Persona are also categorized into Arcana. The strength of your S. Links comes into play during Persona fusion. For example, let’s say you’re fusing 2 into a Persona of the Lovers Arcana. If your Lovers S. Link is strong, that new Persona will receive a hefty amount of extra EXP, but if that S. Link has not been built when you fused that Persona, it will receive no extra EXP.
“P3’s Company’ has a lot of replay value. Once you beat it, you have the ability to start a New Game+ (NG+), which carries your level, stats, money and inventory over to a new game. You can also do a NG+ with the other protagonist, ie: Say you beat the game with Minato, you can do your NG+ with Hamuko instead, and vice-versa.
All of P3 and FES’s voice cast returns in P3P with 2 new additions: Laura Bailey to voice Hamuko, and an unconfirmed voice actor as Theodore, P3P’s exclusive male attendant in the Velvet Room (I can’t find any solid proof that confirms or dismisses it is who we think it is).
To be honest, the battle system as well as the voice cast are 2 of the things that have kept me so engrossed in the P3 games. Atlus knows what’s good.
There are number of small things added to P3P, including generally not-loved stuff like needing to pay to be healed and needing items to do what were originally dual-Persona attacks (The former doesn’t bother me, because that’s how it is in other SMT games). However, there are a few Easter Eggs, like a cameo from a mysterious man named Vincent, who is one of the main characters of the upcoming Xbox 360 and PS3 game, Catherine.
The music was composed by series veteran, Meguro Shoji, with Fujita Mayumi coming on for the soundtrack for Hamuko’s version, along with the returning Lotus Juice. Most, if not all of the original P3 soundtrack is present in Minato’s side. Along with its PS2 versions’, P3P’s soundtrack is pretty varied between rock, pop and hip-hop. Kawamura Yumi and Lotus Juice do a great job on their tracks, as does Fujita Mayumi. P3P‘s theme song, Soul Phrase (above) is performed by Kita Shuuhei, who performed Breakin’ through, the first opening theme of Persona: Trinity Soul.
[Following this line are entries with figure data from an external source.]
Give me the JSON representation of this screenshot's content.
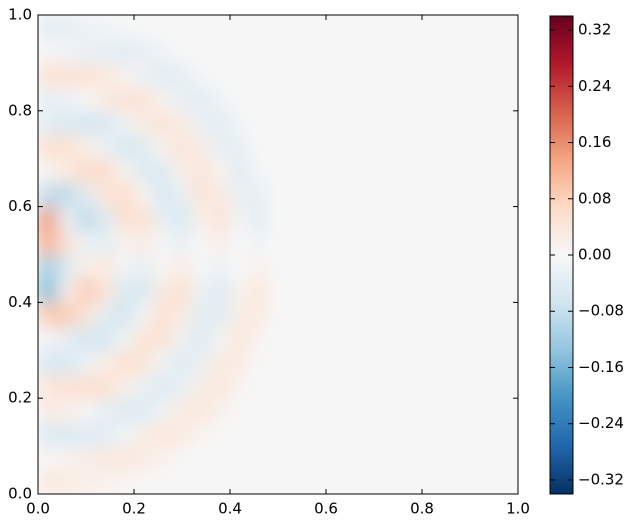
{
  "chart_data": {
    "type": "heatmap",
    "xlim": [
      0,
      1.0
    ],
    "ylim": [
      0,
      1.0
    ],
    "xticks": [
      {
        "value": 0,
        "label": "0.0"
      },
      0.2,
      0.4,
      0.6,
      0.8,
      {
        "value": 1.0,
        "label": "1.0"
      }
    ],
    "yticks": [
      {
        "value": 0,
        "label": "0.0"
      },
      0.2,
      0.4,
      0.6,
      0.8,
      {
        "value": 1.0,
        "label": "1.0"
      }
    ],
    "x_edges": [
      0,
      0.04,
      0.08,
      0.12,
      0.16,
      0.2,
      0.24,
      0.28,
      0.32,
      0.36,
      0.4,
      0.44,
      0.48,
      1.0
    ],
    "y_edges": [
      0,
      0.05,
      0.1,
      0.15,
      0.2,
      0.25,
      0.3,
      0.35,
      0.4,
      0.45,
      0.5,
      0.55,
      0.6,
      0.65,
      0.7,
      0.75,
      0.8,
      0.85,
      0.9,
      0.95,
      1.0
    ],
    "z": [
      [
        0.035,
        0.03,
        0.02,
        0.012,
        0.005,
        0,
        0,
        0,
        0,
        0,
        0,
        0,
        0
      ],
      [
        0.006,
        0.01,
        0.025,
        0.033,
        0.04,
        0.03,
        0.015,
        0,
        0,
        0,
        0,
        0,
        0
      ],
      [
        -0.05,
        -0.05,
        -0.048,
        -0.037,
        -0.01,
        0.022,
        0.04,
        0.03,
        0.008,
        0,
        0,
        0,
        0
      ],
      [
        0.027,
        0.02,
        -0.003,
        -0.03,
        -0.05,
        -0.045,
        -0.01,
        0.031,
        0.038,
        0.015,
        0,
        0,
        0
      ],
      [
        0.043,
        0.05,
        0.06,
        0.055,
        0.02,
        -0.027,
        -0.05,
        -0.025,
        0.025,
        0.038,
        0.01,
        0,
        0
      ],
      [
        -0.061,
        -0.052,
        -0.024,
        0.02,
        0.057,
        0.047,
        -0.011,
        -0.05,
        -0.024,
        0.031,
        0.03,
        0,
        0
      ],
      [
        -0.007,
        -0.031,
        -0.062,
        -0.063,
        -0.012,
        0.05,
        0.05,
        -0.017,
        -0.05,
        -0.006,
        0.04,
        0.009,
        0
      ],
      [
        0.09,
        0.09,
        0.042,
        -0.038,
        -0.067,
        -0.008,
        0.058,
        0.03,
        -0.041,
        -0.037,
        0.027,
        0.03,
        0
      ],
      [
        -0.15,
        0.02,
        0.09,
        0.045,
        -0.053,
        -0.054,
        0.032,
        0.055,
        -0.018,
        -0.048,
        0.01,
        0.04,
        0
      ],
      [
        -0.12,
        -0.05,
        0.02,
        0.035,
        -0.01,
        -0.028,
        0.005,
        0.025,
        -0.002,
        -0.021,
        0,
        0.017,
        0
      ],
      [
        0.12,
        0.05,
        -0.02,
        -0.035,
        0.01,
        0.028,
        -0.005,
        -0.025,
        0.002,
        0.021,
        0,
        -0.017,
        0
      ],
      [
        0.15,
        -0.02,
        -0.09,
        -0.045,
        0.053,
        0.054,
        -0.032,
        -0.055,
        0.018,
        0.048,
        -0.01,
        -0.04,
        0
      ],
      [
        -0.09,
        -0.09,
        -0.042,
        0.038,
        0.067,
        0.008,
        -0.058,
        -0.03,
        0.041,
        0.037,
        -0.027,
        -0.03,
        0
      ],
      [
        0.007,
        0.031,
        0.062,
        0.063,
        0.012,
        -0.05,
        -0.05,
        0.017,
        0.05,
        0.006,
        -0.04,
        -0.009,
        0
      ],
      [
        0.061,
        0.052,
        0.024,
        -0.02,
        -0.057,
        -0.047,
        0.011,
        0.05,
        0.024,
        -0.031,
        -0.03,
        0,
        0
      ],
      [
        -0.043,
        -0.05,
        -0.06,
        -0.055,
        -0.02,
        0.027,
        0.05,
        0.025,
        -0.025,
        -0.038,
        -0.01,
        0,
        0
      ],
      [
        -0.027,
        -0.02,
        0.003,
        0.03,
        0.05,
        0.045,
        0.01,
        -0.031,
        -0.038,
        -0.015,
        0,
        0,
        0
      ],
      [
        0.05,
        0.05,
        0.048,
        0.037,
        0.01,
        -0.022,
        -0.04,
        -0.03,
        -0.008,
        0,
        0,
        0,
        0
      ],
      [
        -0.006,
        -0.01,
        -0.025,
        -0.033,
        -0.04,
        -0.03,
        -0.015,
        0,
        0,
        0,
        0,
        0,
        0
      ],
      [
        -0.035,
        -0.03,
        -0.02,
        -0.012,
        -0.005,
        0,
        0,
        0,
        0,
        0,
        0,
        0,
        0
      ]
    ],
    "colors": [
      "#053061",
      "#2166ac",
      "#4393c3",
      "#92c5de",
      "#d1e5f0",
      "#f7f7f7",
      "#fddbc7",
      "#f4a582",
      "#d6604d",
      "#b2182b",
      "#67001f"
    ],
    "clim": [
      -0.34,
      0.34
    ],
    "colorbar_ticks": [
      {
        "value": -0.32,
        "label": "−0.32"
      },
      {
        "value": -0.24,
        "label": "−0.24"
      },
      {
        "value": -0.16,
        "label": "−0.16"
      },
      {
        "value": -0.08,
        "label": "−0.08"
      },
      {
        "value": 0,
        "label": "0.00"
      },
      0.08,
      0.16,
      0.24,
      0.32
    ]
  }
}
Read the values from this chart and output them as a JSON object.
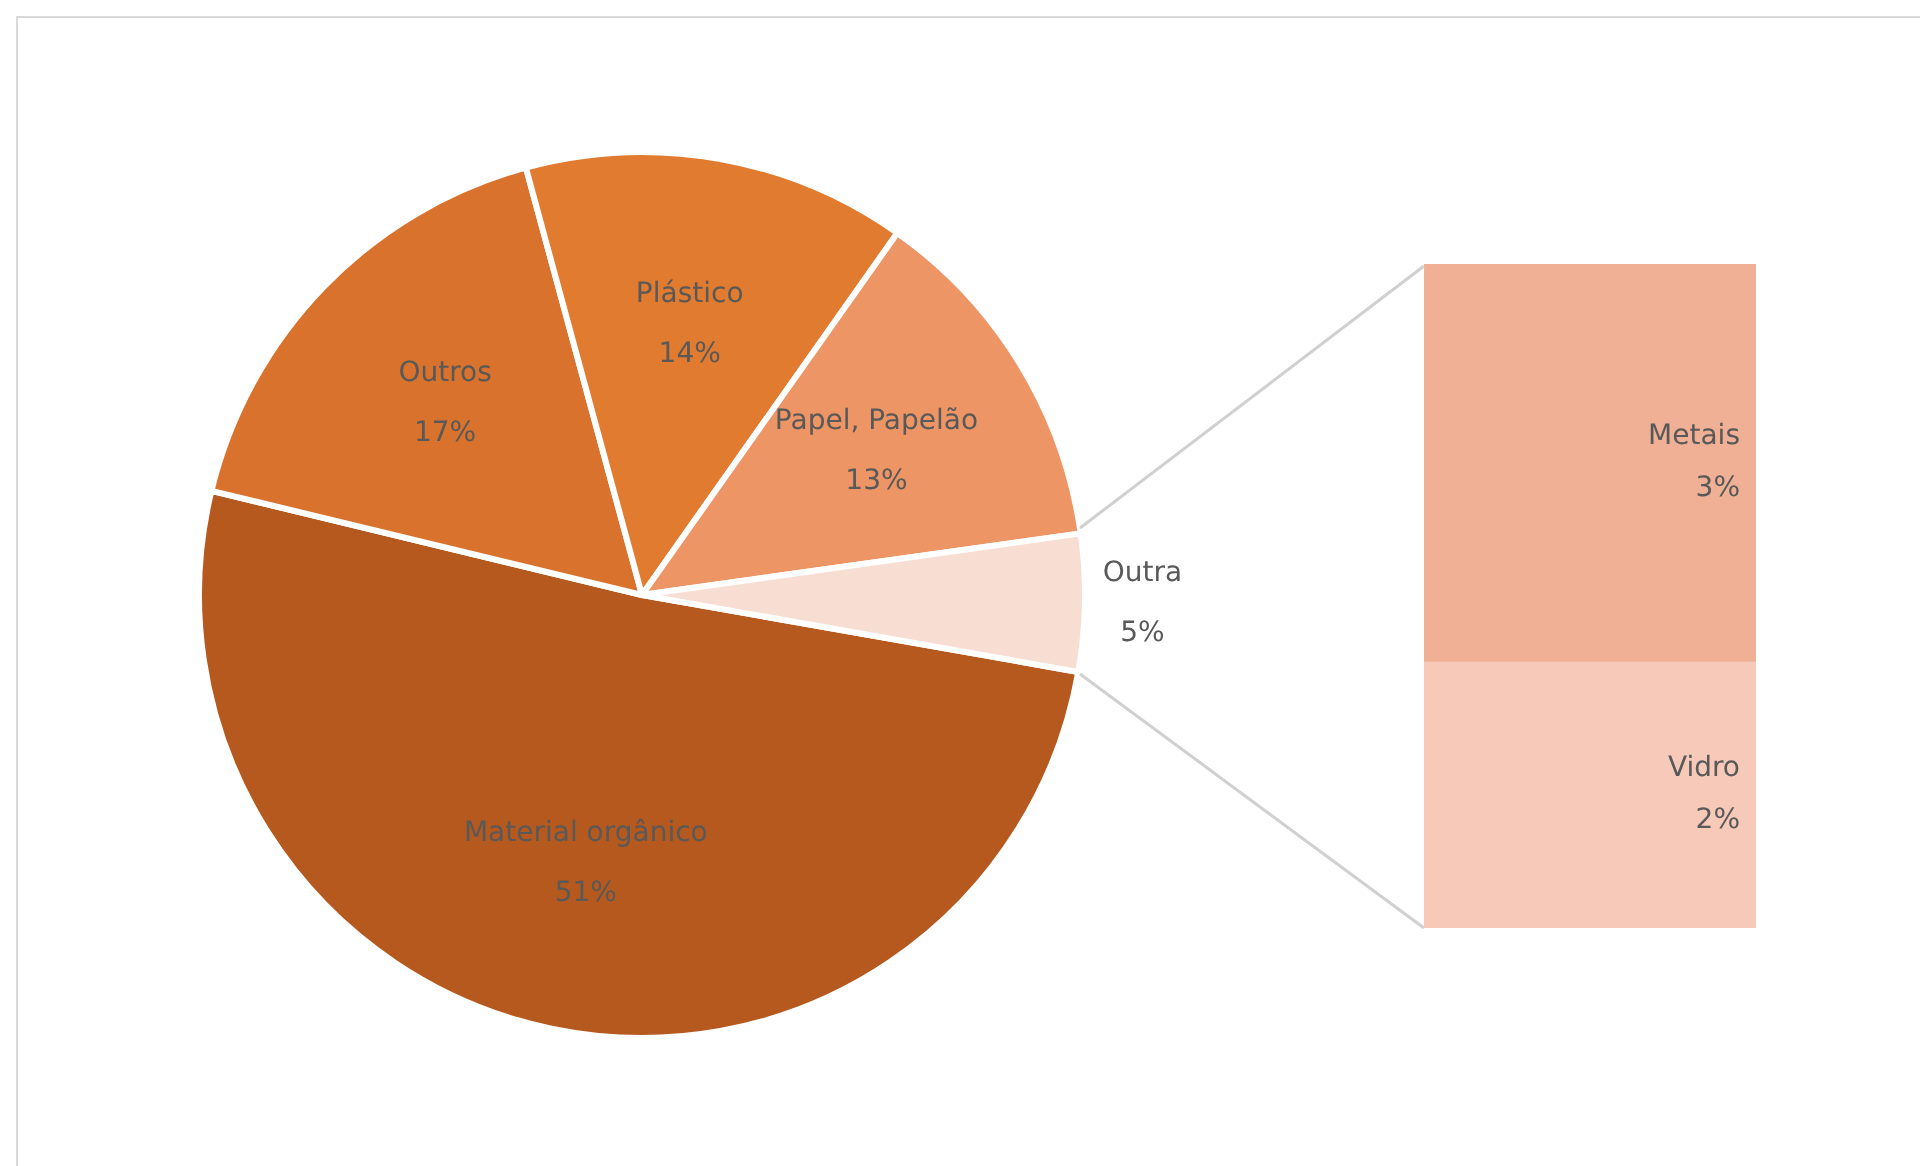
{
  "chart_data": [
    {
      "type": "pie",
      "categories": [
        "Material orgânico",
        "Outros",
        "Plástico",
        "Papel, Papelão",
        "Outra"
      ],
      "values": [
        51,
        17,
        14,
        13,
        5
      ],
      "colors": [
        "#b5591f",
        "#d9722c",
        "#e07b2f",
        "#ee9566",
        "#f8ddd2"
      ],
      "value_labels": [
        "51%",
        "17%",
        "14%",
        "13%",
        "5%"
      ]
    },
    {
      "type": "bar",
      "stacked": true,
      "categories": [
        null
      ],
      "series": [
        {
          "name": "Vidro",
          "color": "#f6c9b8",
          "values": [
            2
          ],
          "value_labels": [
            "2%"
          ]
        },
        {
          "name": "Metais",
          "color": "#f0b096",
          "values": [
            3
          ],
          "value_labels": [
            "3%"
          ]
        }
      ]
    }
  ]
}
“P3’s Company” is one instance where character designs were done by someone other than Kaneko Kazuma. In the case of the Persona 3 and Persona 4 games, they were done by Soejima Shigenori. While not quite as good as Kaneko’s, Soejima does a great job.
P3P is a game that once you get into it, it will not let you go. On just P3P, I’ve put in about 70 hours, and I’ve played it til my PSPgo’s battery died on a number of occasions. This is even with my 120+ hours on P3 and FES as well. Even if you’ve played P3 and/or FES and know the story, I still recommend you play P3P, if just for Hamuko’s version.
Rating: **** 1/2 (4.5 Stars)
Shin Megami Tensei: Persona 3 Portable was developed by Atlus, and published by Atlus USA. It was released on 2010.07.05 as both a physical retail version on UMD disc, as well as a digital download on the PlayStation Network. As of this writing, both retail for $39.99 USD new, and are rated M for mature.